This is war.
That is the clear message from governments around the world that have locked down their populations and ordered businesses shuttered. It is the new reality for corporations that are repurposing their facilities to manufacture ventilators, masks, and hand sanitizer to beat back the coronavirus. It is the battle cry of celebrities—and legions of less famous people—urging their fellow citizens to sacrifice their social lives for the common good.
Many people will want to know in the next few weeks how the war effort is going. Are infections still rising exponentially, or are we flattening the curve? Is the economy headed for another depression, or are we poised for a swift bounce back? In short: Are we winning?
The frustrating answer is that we don’t know—and we might not know for a while.

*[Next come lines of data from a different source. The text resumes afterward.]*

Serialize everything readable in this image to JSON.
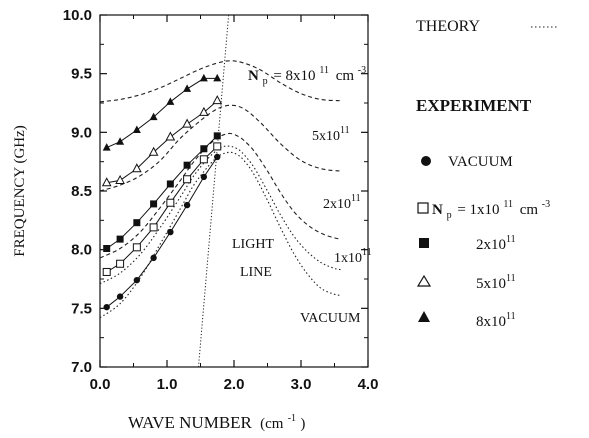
{
  "chart_data": {
    "type": "line",
    "xlabel": "WAVE NUMBER",
    "xlabel_unit": "(cm",
    "xlabel_unit_exp": "-1",
    "xlabel_unit_close": ")",
    "ylabel": "FREQUENCY (GHz)",
    "xlim": [
      0.0,
      4.0
    ],
    "ylim": [
      7.0,
      10.0
    ],
    "x_ticks": [
      "0.0",
      "1.0",
      "2.0",
      "3.0",
      "4.0"
    ],
    "y_ticks": [
      "7.0",
      "7.5",
      "8.0",
      "8.5",
      "9.0",
      "9.5",
      "10.0"
    ],
    "grid": false,
    "legend": {
      "theory_label": "THEORY",
      "experiment_label": "EXPERIMENT",
      "vacuum_label": "VACUUM",
      "np_prefix": "N",
      "np_sub": "p",
      "np_eq": "= 1x10",
      "np_exp": "11",
      "np_unit": "cm",
      "np_unit_exp": "-3",
      "entries": [
        {
          "name": "VACUUM",
          "marker": "filled-circle"
        },
        {
          "name": "1x10^11",
          "marker": "open-square"
        },
        {
          "name": "2x10^11",
          "marker": "filled-square",
          "base": "2x10",
          "exp": "11"
        },
        {
          "name": "5x10^11",
          "marker": "open-triangle",
          "base": "5x10",
          "exp": "11"
        },
        {
          "name": "8x10^11",
          "marker": "filled-triangle",
          "base": "8x10",
          "exp": "11"
        }
      ]
    },
    "annotations": {
      "top_curve_label": "= 8x10",
      "top_curve_exp": "11",
      "top_curve_unit": "cm",
      "top_curve_unit_exp": "-3",
      "top_curve_prefix": "N",
      "top_curve_sub": "p",
      "label_5": "5x10",
      "label_2": "2x10",
      "label_1": "1x10",
      "label_exp": "11",
      "vacuum_curve_label": "VACUUM",
      "light_line_1": "LIGHT",
      "light_line_2": "LINE"
    },
    "light_line": {
      "x": [
        1.47,
        1.92
      ],
      "y": [
        7.0,
        10.0
      ]
    },
    "theory_series": [
      {
        "id": "vacuum",
        "x": [
          0.0,
          0.3,
          0.6,
          0.9,
          1.2,
          1.4,
          1.6,
          1.75,
          1.85,
          1.95,
          2.05,
          2.15,
          2.3,
          2.5,
          2.7,
          2.9,
          3.1,
          3.3,
          3.5,
          3.6
        ],
        "y": [
          7.42,
          7.54,
          7.76,
          8.05,
          8.35,
          8.55,
          8.7,
          8.79,
          8.82,
          8.83,
          8.81,
          8.76,
          8.64,
          8.42,
          8.18,
          7.96,
          7.79,
          7.67,
          7.62,
          7.61
        ]
      },
      {
        "id": "1e11",
        "x": [
          0.0,
          0.3,
          0.6,
          0.9,
          1.2,
          1.4,
          1.6,
          1.75,
          1.85,
          1.95,
          2.05,
          2.15,
          2.3,
          2.5,
          2.7,
          2.9,
          3.1,
          3.3,
          3.5,
          3.6
        ],
        "y": [
          7.71,
          7.8,
          7.96,
          8.19,
          8.45,
          8.63,
          8.77,
          8.85,
          8.88,
          8.88,
          8.86,
          8.81,
          8.7,
          8.5,
          8.29,
          8.11,
          7.98,
          7.89,
          7.84,
          7.83
        ]
      },
      {
        "id": "2e11",
        "x": [
          0.0,
          0.3,
          0.6,
          0.9,
          1.2,
          1.4,
          1.6,
          1.75,
          1.85,
          1.95,
          2.05,
          2.15,
          2.3,
          2.5,
          2.7,
          2.9,
          3.1,
          3.3,
          3.5,
          3.6
        ],
        "y": [
          7.93,
          8.01,
          8.15,
          8.36,
          8.59,
          8.75,
          8.88,
          8.95,
          8.98,
          8.99,
          8.97,
          8.93,
          8.84,
          8.67,
          8.48,
          8.32,
          8.21,
          8.14,
          8.1,
          8.09
        ]
      },
      {
        "id": "5e11",
        "x": [
          0.0,
          0.3,
          0.6,
          0.9,
          1.2,
          1.5,
          1.75,
          1.95,
          2.15,
          2.4,
          2.7,
          3.0,
          3.3,
          3.6
        ],
        "y": [
          8.5,
          8.55,
          8.63,
          8.76,
          8.95,
          9.1,
          9.2,
          9.23,
          9.2,
          9.08,
          8.9,
          8.76,
          8.69,
          8.67
        ]
      },
      {
        "id": "8e11",
        "x": [
          0.0,
          0.3,
          0.6,
          0.9,
          1.2,
          1.5,
          1.75,
          1.95,
          2.15,
          2.4,
          2.7,
          3.0,
          3.3,
          3.6
        ],
        "y": [
          9.26,
          9.28,
          9.32,
          9.38,
          9.46,
          9.54,
          9.59,
          9.61,
          9.59,
          9.53,
          9.42,
          9.33,
          9.28,
          9.27
        ]
      }
    ],
    "experiment_series": [
      {
        "id": "vacuum",
        "marker": "filled-circle",
        "x": [
          0.1,
          0.3,
          0.55,
          0.8,
          1.05,
          1.3,
          1.55,
          1.75
        ],
        "y": [
          7.51,
          7.6,
          7.74,
          7.93,
          8.15,
          8.38,
          8.62,
          8.79
        ]
      },
      {
        "id": "1e11",
        "marker": "open-square",
        "x": [
          0.1,
          0.3,
          0.55,
          0.8,
          1.05,
          1.3,
          1.55,
          1.75
        ],
        "y": [
          7.81,
          7.88,
          8.02,
          8.19,
          8.4,
          8.6,
          8.77,
          8.88
        ]
      },
      {
        "id": "2e11",
        "marker": "filled-square",
        "x": [
          0.1,
          0.3,
          0.55,
          0.8,
          1.05,
          1.3,
          1.55,
          1.75
        ],
        "y": [
          8.01,
          8.09,
          8.23,
          8.39,
          8.56,
          8.72,
          8.86,
          8.97
        ]
      },
      {
        "id": "5e11",
        "marker": "open-triangle",
        "x": [
          0.1,
          0.3,
          0.55,
          0.8,
          1.05,
          1.3,
          1.55,
          1.75
        ],
        "y": [
          8.57,
          8.59,
          8.69,
          8.83,
          8.96,
          9.07,
          9.17,
          9.27
        ]
      },
      {
        "id": "8e11",
        "marker": "filled-triangle",
        "x": [
          0.1,
          0.3,
          0.55,
          0.8,
          1.05,
          1.3,
          1.55,
          1.75
        ],
        "y": [
          8.87,
          8.92,
          9.02,
          9.13,
          9.26,
          9.37,
          9.46,
          9.46
        ]
      }
    ]
  }
}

Many of us have heard of “the fog of war,” a term coined by the 19th-century Prussian military writer Carl von Clausewitz. It refers to the idea that war is often conducted in a haze of uncertainty: Militaries do not fully understand either their enemy’s threat or their own capacity to combat it.

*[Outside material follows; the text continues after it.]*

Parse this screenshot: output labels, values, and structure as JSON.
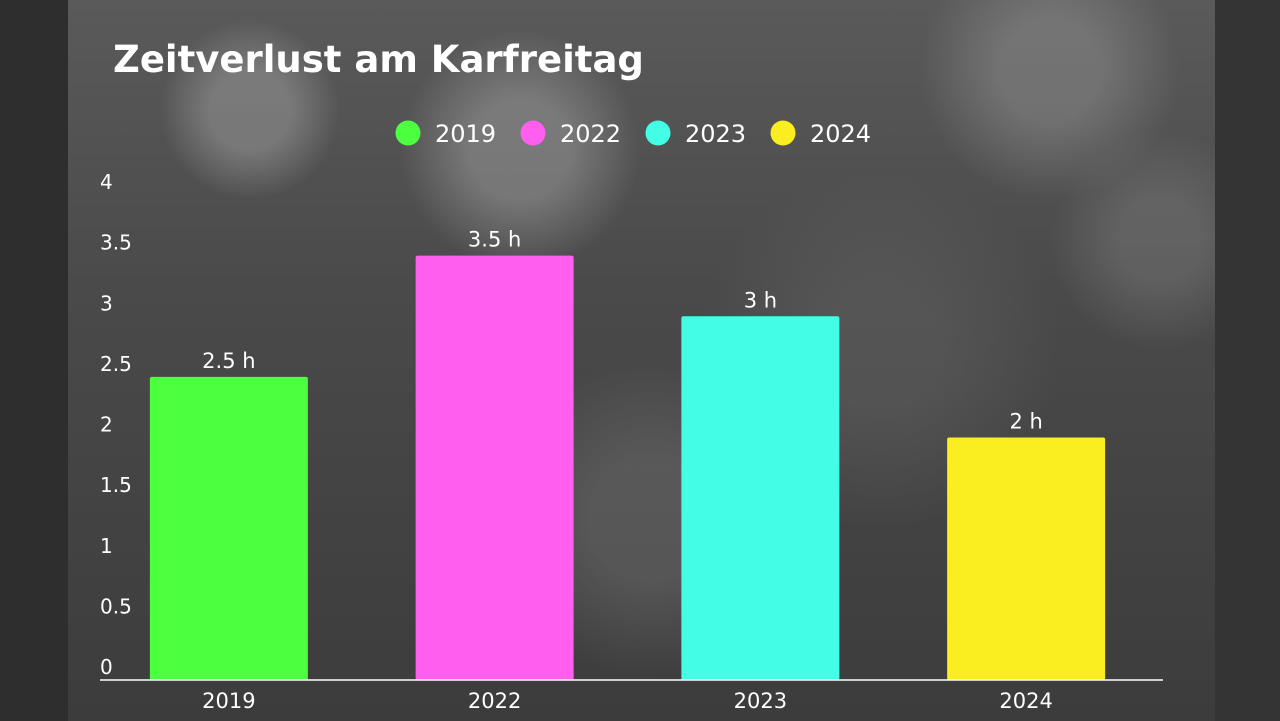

What we’re experiencing now is the fog of pandemic. The officials tracking COVID-19 are swimming in statistics: infection rates, case-fatality ratios, economic data. But in these early stages of the fight against the coronavirus, these figures each have their own particular limitations. We are already seeing how, in the haze of confusing data, political leaders are trying to marshal that uncertainty to override the advice of public-health experts. Indeed, President Donald Trump seems eager to seize on anything that can justify his push to reopen public life in mid-April, perhaps while daily cases are still increasing.